Economic Development America
Competing Globally - Growing Regional Economies - Creating Jobs Winter 2005
In this issue:

Turning the Corner: Trends in Angel Investing

by John May, Managing Partner New Vantage Group and Vice Chairman Angel Capital Association




Ray Marvin, John May, Cal Simmons and TJ Jubeir network during a meeting of the Washington Dinner Club, an early stage venture fund administered by New Vantage Group.
In the United States, the United Kingdom, the European continent, Australia and New Zealand, a consensus has arisen that innovative, high-growth private companies are being confronted with a widening gap of growth capital available to entrepreneurs – after their friends and family and solo angel support, but before institutional, venture capitalists will touch them. Startup companies, whether spinouts from universities or innovative new service models in this Internet age, are seeing their market penetration slowed by risk capital shortages. A little-known answer to the dilemma is arising throughout the world from the growth of second generation “structured angel groups” – groups of accredited investors who make personal investments of $10,000 and upward in non-family member enterprises, and mentor as well as create wealth. We are past the research and invention stage of structured angel group formation – best practices and sample documents are available on Web sites and from published research. Communities now need to encourage customized solutions for their unique economic environment executed by the best and most passionate local angels.
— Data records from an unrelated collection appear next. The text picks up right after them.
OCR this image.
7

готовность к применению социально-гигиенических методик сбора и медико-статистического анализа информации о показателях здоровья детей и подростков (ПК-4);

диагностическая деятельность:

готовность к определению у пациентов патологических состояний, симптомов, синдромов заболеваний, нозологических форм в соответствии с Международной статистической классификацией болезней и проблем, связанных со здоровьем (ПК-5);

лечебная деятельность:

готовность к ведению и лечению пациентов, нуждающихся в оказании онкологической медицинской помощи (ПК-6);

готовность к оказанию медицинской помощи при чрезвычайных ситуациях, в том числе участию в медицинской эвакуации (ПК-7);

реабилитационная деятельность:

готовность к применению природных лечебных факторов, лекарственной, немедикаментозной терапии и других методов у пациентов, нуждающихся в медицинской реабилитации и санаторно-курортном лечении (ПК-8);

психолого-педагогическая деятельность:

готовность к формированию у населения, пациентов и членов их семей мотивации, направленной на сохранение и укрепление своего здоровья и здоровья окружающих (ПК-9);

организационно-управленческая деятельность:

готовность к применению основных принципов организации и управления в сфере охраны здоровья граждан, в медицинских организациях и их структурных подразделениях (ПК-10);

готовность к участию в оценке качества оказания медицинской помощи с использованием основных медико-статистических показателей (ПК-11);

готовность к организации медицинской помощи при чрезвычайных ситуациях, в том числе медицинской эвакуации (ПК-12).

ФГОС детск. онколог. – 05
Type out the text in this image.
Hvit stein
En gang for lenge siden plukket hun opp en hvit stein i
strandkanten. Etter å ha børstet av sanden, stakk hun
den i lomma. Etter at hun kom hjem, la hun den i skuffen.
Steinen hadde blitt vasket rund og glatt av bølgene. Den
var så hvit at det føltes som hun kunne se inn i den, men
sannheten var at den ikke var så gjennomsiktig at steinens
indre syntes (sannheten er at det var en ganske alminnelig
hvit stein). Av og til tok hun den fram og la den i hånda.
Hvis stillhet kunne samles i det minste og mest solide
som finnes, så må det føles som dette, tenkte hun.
This article sets out to shine a light on the current state of the sophisticated, non-family provision of growth capital to struggling entrepreneurs. It is clear that individual business angels have been and will continue to be integral to funding the gap after exhaustion of start-up and proof of concept funding, and prior to venture, strategic or customer financing. However, a more effective market – a more transparent market – is evolving with the growth of several second-generation, structured angel groups. The dominance of structured angel groups on the two coasts, founded by successful high tech entrepreneurs and the Internet wealth generation, is giving way to varied groups being formed by business men and women of all types who are sadder but wiser after losing billions in the aftermath of the telecom and Internet crash.


What entrepreneurs should know about angels who were burned after the bubble

A mighty learning came out of four summit meetings held by leaders of existing investment groups and sponsored by the Kauffman Foundation of Kansas City in 2002 and 2003. Excessive enthusiasm and a 5,000 NASDAQ had blinded us to the common sense principals of growing businesses, rather than playing at financial engineering; of doing deep due diligence and mentoring entrepreneurs, instead of investing and hoping. Twenty million dollar pre-money valuations for common stock investments, with few protections, were not uncommon. What the heck, venture capitalists were obtaining buyouts of $900 million for $1 million-revenue e-commerce startups!

After the crash, the decline in individual disposable investment capital impacted high-tech, service, lifestyle and family private businesses alike. Thus began the retrenchment of seed and early stage investment in 2001 that declined further in 2003, only showing signs of new life in 2004. Members of the Angel Capital Association (ACA) are reporting growth – more dollars are being invested and new investment groups are in formation than since the heady days of 1999-2001.